General Post-Processing Framework for Fairness Adjustment of Machine Learning Models
Léandre Eberhard, Nirek Sharma, Filipp Shelobolin, Aalok Ganesh Shanbhag
TL;DR
This work addresses the tension between predictive performance and fairness constraints by introducing a post-processing fairness adjuster that offsets baseline predictions with a learned adjustment $g(X)$. The method separates fairness optimization from the training objective, enabling use with black-box models and data-driven fairness tuning without altering the original model or labels used for training. Theoretical analysis provides bounds comparing the adjuster to joint in-processing, including equivalence in linear regression and cross-entropy-like bounds for classification, while experiments on Adult, German, and COMPAS datasets demonstrate a near-identical fairness-accuracy tradeoff to adversarial debiasing with practical benefits in flexibility and interpretability.
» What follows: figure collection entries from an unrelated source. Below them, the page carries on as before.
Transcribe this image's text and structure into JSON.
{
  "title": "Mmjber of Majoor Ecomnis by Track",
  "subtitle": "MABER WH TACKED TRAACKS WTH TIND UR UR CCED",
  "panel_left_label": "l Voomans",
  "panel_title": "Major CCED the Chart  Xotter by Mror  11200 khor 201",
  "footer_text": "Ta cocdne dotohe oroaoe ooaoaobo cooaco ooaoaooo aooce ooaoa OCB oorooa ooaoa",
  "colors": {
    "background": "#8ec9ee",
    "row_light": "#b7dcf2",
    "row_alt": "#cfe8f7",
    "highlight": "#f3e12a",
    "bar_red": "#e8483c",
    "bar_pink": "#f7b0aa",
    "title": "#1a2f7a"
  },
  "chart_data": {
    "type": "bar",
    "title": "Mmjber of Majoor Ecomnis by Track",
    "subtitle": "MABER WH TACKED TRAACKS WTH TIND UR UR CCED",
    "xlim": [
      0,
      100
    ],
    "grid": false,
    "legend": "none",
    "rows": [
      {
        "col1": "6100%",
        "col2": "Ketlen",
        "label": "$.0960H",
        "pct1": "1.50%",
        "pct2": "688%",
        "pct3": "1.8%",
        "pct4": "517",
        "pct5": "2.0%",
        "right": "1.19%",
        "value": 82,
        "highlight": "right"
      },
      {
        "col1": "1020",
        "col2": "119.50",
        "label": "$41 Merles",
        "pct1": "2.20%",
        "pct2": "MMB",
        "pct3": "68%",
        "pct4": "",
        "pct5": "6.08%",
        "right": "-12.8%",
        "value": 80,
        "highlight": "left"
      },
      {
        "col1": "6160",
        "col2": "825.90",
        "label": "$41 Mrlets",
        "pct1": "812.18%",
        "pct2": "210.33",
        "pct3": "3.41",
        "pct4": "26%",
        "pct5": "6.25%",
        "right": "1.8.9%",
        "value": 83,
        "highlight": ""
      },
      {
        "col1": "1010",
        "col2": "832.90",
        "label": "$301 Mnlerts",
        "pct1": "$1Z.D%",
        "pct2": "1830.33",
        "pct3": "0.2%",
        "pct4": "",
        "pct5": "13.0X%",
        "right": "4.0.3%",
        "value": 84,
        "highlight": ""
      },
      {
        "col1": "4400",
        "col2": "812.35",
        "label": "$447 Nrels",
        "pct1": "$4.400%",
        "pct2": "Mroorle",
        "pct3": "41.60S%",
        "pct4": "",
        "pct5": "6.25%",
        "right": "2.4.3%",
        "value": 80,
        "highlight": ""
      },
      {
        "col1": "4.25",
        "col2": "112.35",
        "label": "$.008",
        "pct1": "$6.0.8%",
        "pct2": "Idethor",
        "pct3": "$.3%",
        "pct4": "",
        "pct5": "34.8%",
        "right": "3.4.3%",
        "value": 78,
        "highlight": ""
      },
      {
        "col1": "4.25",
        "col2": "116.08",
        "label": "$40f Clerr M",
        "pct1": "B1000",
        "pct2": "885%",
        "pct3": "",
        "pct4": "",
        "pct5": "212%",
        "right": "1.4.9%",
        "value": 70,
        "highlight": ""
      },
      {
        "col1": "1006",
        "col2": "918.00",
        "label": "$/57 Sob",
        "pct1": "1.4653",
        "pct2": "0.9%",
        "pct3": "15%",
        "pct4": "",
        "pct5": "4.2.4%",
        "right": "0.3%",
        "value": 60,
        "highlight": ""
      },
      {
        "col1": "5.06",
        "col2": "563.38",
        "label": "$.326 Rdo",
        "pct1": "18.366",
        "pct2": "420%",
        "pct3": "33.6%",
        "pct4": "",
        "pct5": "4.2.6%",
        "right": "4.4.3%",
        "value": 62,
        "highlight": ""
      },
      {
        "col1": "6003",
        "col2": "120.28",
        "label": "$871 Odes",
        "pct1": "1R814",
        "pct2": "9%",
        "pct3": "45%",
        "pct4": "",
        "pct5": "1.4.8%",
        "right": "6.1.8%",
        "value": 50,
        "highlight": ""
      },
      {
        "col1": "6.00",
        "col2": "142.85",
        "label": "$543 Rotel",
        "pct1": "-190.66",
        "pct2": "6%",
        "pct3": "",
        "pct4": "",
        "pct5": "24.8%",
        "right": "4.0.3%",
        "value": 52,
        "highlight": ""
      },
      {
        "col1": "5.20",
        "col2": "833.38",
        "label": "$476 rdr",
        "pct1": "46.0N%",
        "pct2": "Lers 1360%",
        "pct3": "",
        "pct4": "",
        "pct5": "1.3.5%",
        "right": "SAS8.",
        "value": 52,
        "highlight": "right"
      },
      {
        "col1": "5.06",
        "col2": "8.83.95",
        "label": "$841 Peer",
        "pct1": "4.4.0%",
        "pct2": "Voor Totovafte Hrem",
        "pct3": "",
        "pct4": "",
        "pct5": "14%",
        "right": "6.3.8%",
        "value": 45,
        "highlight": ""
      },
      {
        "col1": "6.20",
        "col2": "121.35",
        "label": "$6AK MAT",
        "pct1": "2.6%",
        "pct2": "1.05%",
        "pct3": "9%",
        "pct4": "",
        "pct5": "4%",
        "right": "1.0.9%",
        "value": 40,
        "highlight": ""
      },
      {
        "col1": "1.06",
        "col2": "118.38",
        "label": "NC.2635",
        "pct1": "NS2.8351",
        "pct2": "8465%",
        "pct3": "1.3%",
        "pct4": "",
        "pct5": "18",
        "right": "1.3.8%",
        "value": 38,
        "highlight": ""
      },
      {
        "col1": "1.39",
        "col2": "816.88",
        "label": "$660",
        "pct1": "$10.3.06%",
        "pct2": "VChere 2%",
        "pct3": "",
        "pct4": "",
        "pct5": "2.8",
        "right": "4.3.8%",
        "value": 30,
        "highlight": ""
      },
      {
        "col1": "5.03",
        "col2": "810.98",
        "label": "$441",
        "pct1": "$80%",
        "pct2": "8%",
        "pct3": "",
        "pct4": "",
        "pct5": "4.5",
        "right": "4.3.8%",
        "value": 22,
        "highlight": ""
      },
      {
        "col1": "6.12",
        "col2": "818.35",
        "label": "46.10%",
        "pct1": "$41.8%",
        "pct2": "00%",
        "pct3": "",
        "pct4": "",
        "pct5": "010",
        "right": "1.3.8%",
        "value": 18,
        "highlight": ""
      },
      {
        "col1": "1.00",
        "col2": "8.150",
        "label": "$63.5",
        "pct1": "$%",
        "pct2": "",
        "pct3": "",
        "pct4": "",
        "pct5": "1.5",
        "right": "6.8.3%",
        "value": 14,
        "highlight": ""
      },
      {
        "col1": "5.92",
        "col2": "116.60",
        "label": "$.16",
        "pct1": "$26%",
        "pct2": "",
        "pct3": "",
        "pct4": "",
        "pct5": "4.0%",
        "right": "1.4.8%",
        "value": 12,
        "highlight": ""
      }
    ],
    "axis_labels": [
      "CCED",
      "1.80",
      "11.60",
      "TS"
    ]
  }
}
Overall, the framework offers a robust, adaptable, and auditable pathway to post-hoc fairness adjustments suitable for diverse models and datasets.
Abstract
As machine learning increasingly influences critical domains such as credit underwriting, public policy, and talent acquisition, ensuring compliance with fairness constraints is both a legal and ethical imperative. This paper introduces a novel framework for fairness adjustments that applies to diverse machine learning tasks, including regression and classification, and accommodates a wide range of fairness metrics. Unlike traditional approaches categorized as pre-processing, in-processing, or post-processing, our method adapts in-processing techniques for use as a post-processing step. By decoupling fairness adjustments from the model training process, our framework preserves model performance on average while enabling greater flexibility in model development. Key advantages include eliminating the need for custom loss functions, enabling fairness tuning using different datasets, accommodating proprietary models as black-box systems, and providing interpretable insights into the fairness adjustments. We demonstrate the effectiveness of this approach by comparing it to Adversarial Debiasing, showing that our framework achieves a comparable fairness/accuracy tradeoff on real-world datasets.